Kuntal negó con la cabeza y le puso la mano en la frente.

—Es normal que tengas un poco de frío durante el período porque tu cuerpo pierde mucho calor, nah? —dijo—. Vamos, date prisa y termina de bañarte.

Pinky se echó agua a la cara y abrió los ojos. Le pareció ver un destello en el interior del cubo, un brillante reflejo negro que pareció resplandecer de un modo extraño. Luego, cuando parpadeó, creyó ver durante dos milésimas de segundo un fugaz pálpito de rojo y plata.

—¿Has visto eso? —gritó.

Kuntal alzó los ojos.

—¿Si he visto qué?

—¡Los destellos dentro del cubo!

Kuntal entrecerró los ojos y miró dentro del cubo. Luego negó con la cabeza en un gesto de disculpa.

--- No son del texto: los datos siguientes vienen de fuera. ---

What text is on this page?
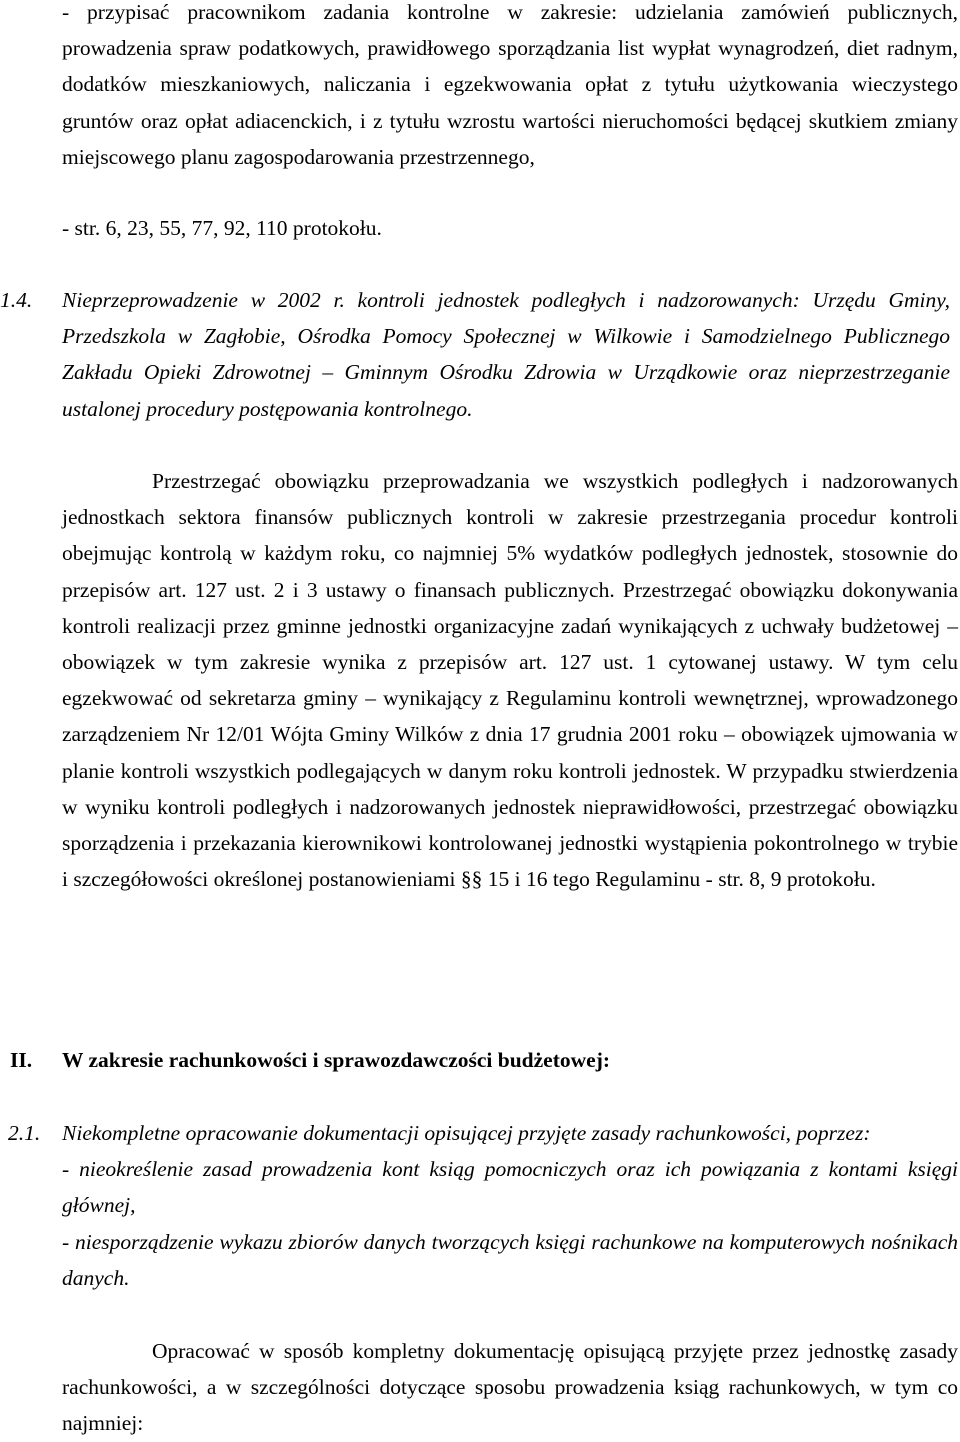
- przypisać pracownikom zadania kontrolne w zakresie: udzielania zamówień publicznych, prowadzenia spraw podatkowych, prawidłowego sporządzania list wypłat wynagrodzeń, diet radnym, dodatków mieszkaniowych, naliczania i egzekwowania opłat z tytułu użytkowania wieczystego gruntów oraz opłat adiacenckich, i z tytułu wzrostu wartości nieruchomości będącej skutkiem zmiany miejscowego planu zagospodarowania przestrzennego,
- str. 6, 23, 55, 77, 92, 110 protokołu.
1.4.	Nieprzeprowadzenie w 2002 r. kontroli jednostek podległych i nadzorowanych: Urzędu Gminy, Przedszkola w Zagłobie, Ośrodka Pomocy Społecznej w Wilkowie i Samodzielnego Publicznego Zakładu Opieki Zdrowotnej – Gminnym Ośrodku Zdrowia w Urządkowie oraz nieprzestrzeganie ustalonej procedury postępowania kontrolnego.
Przestrzegać obowiązku przeprowadzania we wszystkich podległych i nadzorowanych jednostkach sektora finansów publicznych kontroli w zakresie przestrzegania procedur kontroli obejmując kontrolą w każdym roku, co najmniej 5% wydatków podległych jednostek, stosownie do przepisów art. 127 ust. 2 i 3 ustawy o finansach publicznych. Przestrzegać obowiązku dokonywania kontroli realizacji przez gminne jednostki organizacyjne zadań wynikających z uchwały budżetowej – obowiązek w tym zakresie wynika z przepisów art. 127 ust. 1 cytowanej ustawy. W tym celu egzekwować od sekretarza gminy – wynikający z Regulaminu kontroli wewnętrznej, wprowadzonego zarządzeniem Nr 12/01 Wójta Gminy Wilków z dnia 17 grudnia 2001 roku – obowiązek ujmowania w planie kontroli wszystkich podlegających w danym roku kontroli jednostek. W przypadku stwierdzenia w wyniku kontroli podległych i nadzorowanych jednostek nieprawidłowości, przestrzegać obowiązku sporządzenia i przekazania kierownikowi kontrolowanej jednostki wystąpienia pokontrolnego w trybie i szczegółowości określonej postanowieniami §§ 15 i 16 tego Regulaminu - str. 8, 9 protokołu.
II.	W zakresie rachunkowości i sprawozdawczości budżetowej:
2.1.	Niekompletne opracowanie dokumentacji opisującej przyjęte zasady rachunkowości, poprzez:
- nieokreślenie zasad prowadzenia kont ksiąg pomocniczych oraz ich powiązania z kontami księgi głównej,
- niesporządzenie wykazu zbiorów danych tworzących księgi rachunkowe na komputerowych nośnikach danych.
Opracować w sposób kompletny dokumentację opisującą przyjęte przez jednostkę zasady rachunkowości, a w szczególności dotyczące sposobu prowadzenia ksiąg rachunkowych, w tym co najmniej:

Pinky empezó a vestirse con la cabeza gacha.

—Me crees, ¿verdad?

—En cualquier momento te llegará el período —fue la amable respuesta de Kuntal—. La primera vez tienes una sensación muy extraña...

Parvati regresó con un pequeño bulto envuelto en un viejo sari. Se sentó en el taburete de madera y despacio, casi reverentemente, desenvolvió la tela bandhani roja y amarilla.

—Oh, di —gimió Kuntal en cuanto se dio cuenta de lo que era—. Pinky es aún muy joven. Por favor.

—Quiere saber lo que pasó, así que voy a enseñárselo.

El periódico, The Statesman, tenía fecha del 22 de agosto de 1943. En el interior de su portada amarillenta y salpicada de sangre había una página entera de fotografías, la mayoría de mujeres y niños demacrados agonizando en las calles de la ciudad.

—¿Ves esta foto? —preguntó Parvati, señalando una de las imágenes. En los toscos blancos y negros de la imagen se adivinaba una fila de mujeres estiradas con las costillas sobresaliendo de sus cuerpos famélicos y los rostros vueltos de espalda. Había un hombre en sombras acuclillado contra un carro en el rincón de la imagen—. Esos de ahí, los que ves al fondo, son nuestros padres. Hubo una hambruna tal en nuestra aldea que se marcharon a Calcuta en busca de comida.

Pinky no podía apartar los ojos de las borrosas imágenes, sobre todo de la madre de las muchachas envuelta en un desgarrado sari de lunares.

—¿La encontraron?

—¿A ti qué te parece? —preguntó Parvati, tocando la instantánea—. Era todo mentira. No había bastante comida en la ciudad. Murieron en la calle.

Kuntal empezó a llorar suavemente.

—Oh, di, ¿por qué guardas eso?

—Para no olvidar nunca que debemos sobrevivir a toda costa —respondió Parvati, envolviendo de nuevo con sumo cuidado el periódico en la tela del sari.